1. A cascade GAN approach is proposed to generate talking face video, which is robust to different face shapes, view angles, facial characteristics, and noisy audio conditions.
2. A novel dynamically adjustable pixel-wise loss with an attention mechanism is proposed to avoid pixel jittering problems and enforce the network to focus on audiovisual-correlated regions.
3. A novel regression-based discriminator structure is proposed to generate a sharper image with well-synchronized facial movements.
The article “Hierarchical Cross-Modal Talking Face Generationwith Dynamic Pixel-Wise Loss” presents a novel approach for generating talking face videos using a cascade GAN approach. The authors claim that their method is robust to different face shapes, view angles, facial characteristics, and noisy audio conditions. They also propose a novel dynamically adjustable pixel-wise loss with an attention mechanism and a novel regression-based discriminator structure in order to generate sharper images with well-synchronized facial movements.

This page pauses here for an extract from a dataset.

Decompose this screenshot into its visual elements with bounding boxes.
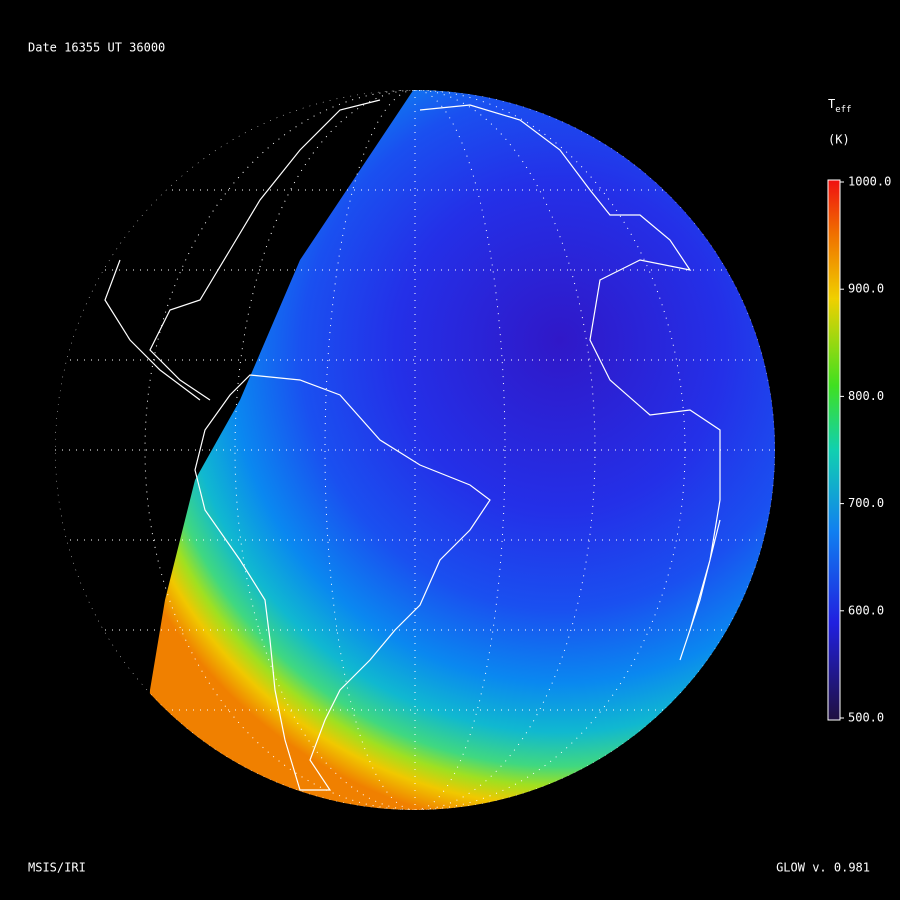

The article appears to be reliable and trustworthy as it provides detailed information about the methods used and the results obtained from experiments conducted on several datasets and real world samples. The authors have provided evidence for their claims by providing quantitative and qualitative comparisons of their results against those of state of the art methods. Furthermore, they have discussed potential risks associated with their method such as pixel jittering problems which can be avoided by using their proposed dynamic pixel wise loss with an attention mechanism.
In conclusion, this article appears to be reliable and trustworthy as it provides detailed information about the methods used and the results obtained from experiments conducted on several datasets and real world samples. The authors have provided evidence for their claims by providing quantitative and qualitative comparisons of their results against those of state of the art methods.